Nadav Rotem <email@example.com> writes:
Richard Sandiford <firstname.lastname@example.org> writes:
Are you worried that adding it to PMB will increase compile time?
The pass exits very early for any target that doesn't opt-in to doing
scalarisation at the IR level, without even looking at the function.
As an alternative, adding Scalarizer and InstCombine passes to
SystemZPassConfig::addIRPasses() would probably give me most of the
benefit without affecting the PMB. Scalarizer itself would then not
test TargetTransformInfo at all, at least in the initial version,
and the scalarisation would still logically be done by codegen.
Would that be OK?
I actually prefer that the Scalarizer would not touch TTI at all because
I view scalarization a canonicalization phase for DSLs, much like SROA
That's what Pekka is thinking of using it for, but it wasn't the reason
I wrote it. The original motivation was llvmpipe, which is a rasteriser
rather than a DSL compiler. The motivation wasn't to canonicalise,
it was to do the same thing that codegen currently does, but in a better
place from an optimisation perspective.
You said in an earlier message:
Other users of LLVM (such as OpenCL JITs) do scalarize early in the
optimization pipeline because the problem-domain presents lots of
vectors that needs to be legalized.
(a) Scalarising and revectorising only makes sense if the vectorisation
is done with the target in mind. If going from scalar code to vector
code can depend on the target, why shouldn't the same be true in the
other direction, for targets without vector support?
(b) The situation you describe isn't the one that applies to llvmpipe.
In llvmpipe the vectors are nice, known widths that are under the
driver's own control. We certainly don't want to scalarise and
revectorise llvmpipe IR on x86_64, or on powerpc with Altivec/VSX.
The original code is already well vectorised for those targets.
(And also for ARM NEON I expect.)
In the llvmpipe case, codegen's type legaliser already makes a good
decision about what to scalarise and what not to scalarise, without
any help from llvmpipe. The problem I'm trying to solve is that
codegen is too late to get the benefit of other IR optimisations.

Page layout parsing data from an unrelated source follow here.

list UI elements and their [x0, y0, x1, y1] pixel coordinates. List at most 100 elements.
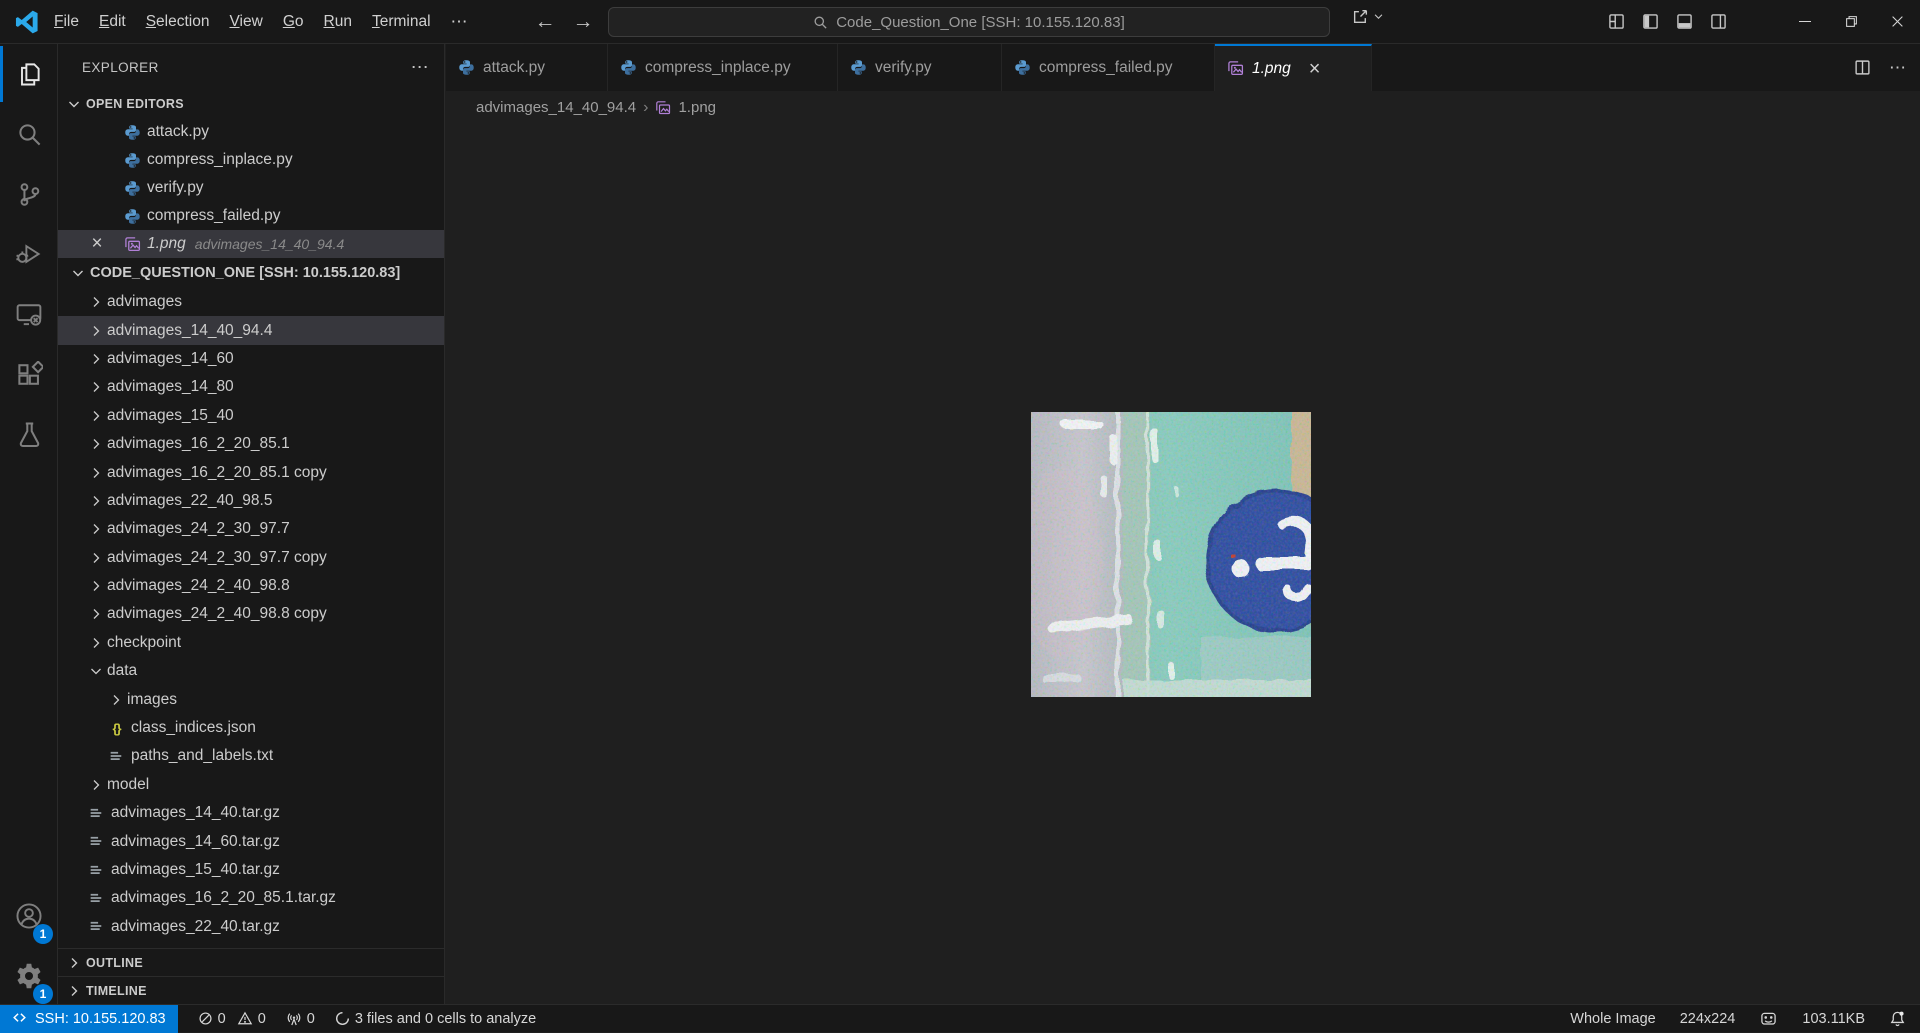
split-editor-icon[interactable] — [1854, 59, 1871, 76]
tree-item-advimages[interactable]: advimages — [58, 288, 444, 316]
command-center-search[interactable]: Code_Question_One [SSH: 10.155.120.83] — [608, 7, 1330, 37]
open-editor-attack[interactable]: attack.py — [58, 118, 444, 146]
close-editor-icon[interactable]: × — [88, 233, 106, 255]
open-editor-description: advimages_14_40_94.4 — [195, 236, 344, 252]
remote-explorer-view-icon[interactable] — [0, 284, 58, 344]
accounts-icon[interactable]: 1 — [0, 886, 58, 946]
tab-verify-py[interactable]: verify.py — [838, 44, 1002, 91]
accounts-badge: 1 — [33, 924, 53, 944]
archive-file-icon — [88, 862, 105, 879]
tree-item-advimages-16-2-20-85[interactable]: advimages_16_2_20_85.1 — [58, 430, 444, 458]
menu-terminal[interactable]: Terminal — [362, 8, 441, 36]
analysis-status[interactable]: 3 files and 0 cells to analyze — [335, 1011, 536, 1027]
run-debug-view-icon[interactable] — [0, 224, 58, 284]
python-file-icon — [850, 59, 867, 76]
open-editor-verify[interactable]: verify.py — [58, 174, 444, 202]
open-editors-header[interactable]: OPEN EDITORS — [58, 90, 444, 118]
toggle-primary-sidebar-icon[interactable] — [1642, 13, 1659, 30]
menu-go[interactable]: Go — [273, 8, 314, 36]
editor-more-actions-icon[interactable]: ⋯ — [1889, 58, 1906, 78]
problems-indicator[interactable]: 0 0 — [198, 1011, 266, 1027]
ports-indicator[interactable]: 0 — [286, 1011, 315, 1027]
open-editor-compress-failed[interactable]: compress_failed.py — [58, 202, 444, 230]
breadcrumb-folder[interactable]: advimages_14_40_94.4 — [476, 99, 636, 116]
open-window-dropdown-icon[interactable] — [1352, 8, 1384, 25]
close-window-button[interactable] — [1874, 0, 1920, 43]
tree-item-advimages-16-2-20-85-targz[interactable]: advimages_16_2_20_85.1.tar.gz — [58, 884, 444, 912]
breadcrumb-separator-icon: › — [643, 99, 648, 117]
explorer-view-icon[interactable] — [0, 44, 58, 104]
tree-item-advimages-22-40-98[interactable]: advimages_22_40_98.5 — [58, 487, 444, 515]
command-center-title: Code_Question_One [SSH: 10.155.120.83] — [836, 14, 1125, 31]
menu-edit[interactable]: Edit — [89, 8, 136, 36]
open-editor-1png[interactable]: × 1.png advimages_14_40_94.4 — [58, 230, 444, 258]
json-file-icon: {} — [108, 721, 125, 736]
settings-gear-icon[interactable]: 1 — [0, 946, 58, 1006]
tree-item-advimages-16-2-20-85-copy[interactable]: advimages_16_2_20_85.1 copy — [58, 458, 444, 486]
close-tab-icon[interactable]: × — [1309, 59, 1321, 79]
workspace-folder-header[interactable]: CODE_QUESTION_ONE [SSH: 10.155.120.83] — [58, 258, 444, 288]
menu-file[interactable]: File — [44, 8, 89, 36]
tree-item-checkpoint[interactable]: checkpoint — [58, 629, 444, 657]
notifications-bell-icon[interactable] — [1889, 1010, 1906, 1027]
tree-item-advimages-14-80[interactable]: advimages_14_80 — [58, 373, 444, 401]
python-file-icon — [458, 59, 475, 76]
toggle-panel-icon[interactable] — [1676, 13, 1693, 30]
image-preview-pane — [446, 124, 1920, 1004]
menu-selection[interactable]: Selection — [136, 8, 220, 36]
tab-1-png[interactable]: 1.png × — [1215, 44, 1372, 91]
editor-actions: ⋯ — [1854, 44, 1906, 91]
editor-group: attack.py compress_inplace.py verify.py … — [446, 44, 1920, 1004]
tree-item-model[interactable]: model — [58, 771, 444, 799]
tree-item-advimages-14-40-targz[interactable]: advimages_14_40.tar.gz — [58, 799, 444, 827]
source-control-view-icon[interactable] — [0, 164, 58, 224]
tree-item-images[interactable]: images — [58, 685, 444, 713]
search-view-icon[interactable] — [0, 104, 58, 164]
minimize-button[interactable] — [1782, 0, 1828, 43]
open-editor-compress-inplace[interactable]: compress_inplace.py — [58, 146, 444, 174]
tree-item-paths-and-labels-txt[interactable]: paths_and_labels.txt — [58, 742, 444, 770]
tab-compress-failed-py[interactable]: compress_failed.py — [1002, 44, 1215, 91]
testing-view-icon[interactable] — [0, 404, 58, 464]
extensions-view-icon[interactable] — [0, 344, 58, 404]
tab-compress-inplace-py[interactable]: compress_inplace.py — [608, 44, 838, 91]
toggle-secondary-sidebar-icon[interactable] — [1710, 13, 1727, 30]
python-file-icon — [124, 152, 141, 169]
customize-layout-icon[interactable] — [1608, 13, 1625, 30]
tree-item-class-indices-json[interactable]: {}class_indices.json — [58, 714, 444, 742]
tree-item-data[interactable]: data — [58, 657, 444, 685]
tree-item-advimages-22-40-targz[interactable]: advimages_22_40.tar.gz — [58, 913, 444, 941]
menu-more-icon[interactable]: ⋯ — [441, 12, 478, 32]
tree-item-advimages-15-40-targz[interactable]: advimages_15_40.tar.gz — [58, 856, 444, 884]
robot-icon[interactable] — [1759, 1010, 1778, 1027]
tree-item-advimages-24-2-30-97[interactable]: advimages_24_2_30_97.7 — [58, 515, 444, 543]
tree-item-advimages-24-2-30-97-copy[interactable]: advimages_24_2_30_97.7 copy — [58, 544, 444, 572]
tree-item-advimages-15-40[interactable]: advimages_15_40 — [58, 402, 444, 430]
zoom-mode-status[interactable]: Whole Image — [1570, 1011, 1655, 1027]
tree-item-advimages-24-2-40-98[interactable]: advimages_24_2_40_98.8 — [58, 572, 444, 600]
navigate-back-icon[interactable]: ← — [528, 0, 562, 43]
outline-section-header[interactable]: OUTLINE — [58, 948, 444, 976]
navigate-forward-icon[interactable]: → — [566, 0, 600, 43]
image-dimensions-status[interactable]: 224x224 — [1680, 1011, 1736, 1027]
tree-item-advimages-14-60-targz[interactable]: advimages_14_60.tar.gz — [58, 827, 444, 855]
timeline-section-header[interactable]: TIMELINE — [58, 976, 444, 1004]
activity-bar: 1 1 — [0, 44, 58, 1004]
tab-attack-py[interactable]: attack.py — [446, 44, 608, 91]
explorer-more-actions-icon[interactable]: ⋯ — [411, 57, 429, 78]
python-file-icon — [620, 59, 637, 76]
image-1png-preview[interactable] — [1031, 412, 1311, 697]
restore-button[interactable] — [1828, 0, 1874, 43]
image-file-icon — [1227, 60, 1244, 77]
file-size-status[interactable]: 103.11KB — [1802, 1011, 1865, 1027]
menu-run[interactable]: Run — [314, 8, 362, 36]
tree-item-advimages-24-2-40-98-copy[interactable]: advimages_24_2_40_98.8 copy — [58, 600, 444, 628]
tree-item-advimages-14-60[interactable]: advimages_14_60 — [58, 345, 444, 373]
python-file-icon — [124, 124, 141, 141]
status-bar: SSH: 10.155.120.83 0 0 0 3 files an — [0, 1004, 1920, 1032]
breadcrumb-file[interactable]: 1.png — [678, 99, 716, 116]
menu-view[interactable]: View — [219, 8, 272, 36]
tree-item-advimages-14-40-94[interactable]: advimages_14_40_94.4 — [58, 316, 444, 344]
remote-indicator[interactable]: SSH: 10.155.120.83 — [0, 1005, 178, 1033]
image-file-icon — [655, 100, 671, 116]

So in my case I do not want to _change_ the decision about which
vectors get scalarised and how. I just want to do it earlier.
It would be a shame if that meant that llvmpipe had to duplicate
exactly the decisions that codegen makes wrt scalarisation,
since codegen can easily make those decisions available through
That's why I thought using TTI in the Scalarizer was a good thing
in principle, at least as an option.
SystemZ is a simple case because there is no vector support. But take MIPS
(which is often a good example when it comes to complicated possibilities :-)).
It has at least four separate vector extensions:
- <2 x float> support from the MIPS V floating-point extensions,
carried over to MIPS 32/64.
- <8 x i8> and <4 x i16> support from the optional MDMX extension,
now deprecated but used on older chips like the SB-1 and (in a
modified form) the VR5400.
- Processor-specific vector extensions for the Loongson range.
- The new MSA ASE.
That's a lot of possiblities. Maybe the LLVM port will never support
Loongson and MDMX (almost certain for the latter), but the point is that
even if it did support them, the current codegen interface would make the
right decisions about which of the llvmpipe vectors should be scalarised
If Scalarizer is an all-or-nothing pass then it cannot make as good a
decision for llvmpipe IR, where we don't expect to revectorise the result.
Obviously the current pass is all-or-nothing anyway, but I tried to
structure it so that it would be easy to make per-type decisions in
the future, based on the TargetTransformInfo.
I realise I'm not going to convince you, and I'm going to make the
change anyway. I still think it's the wrong direction though.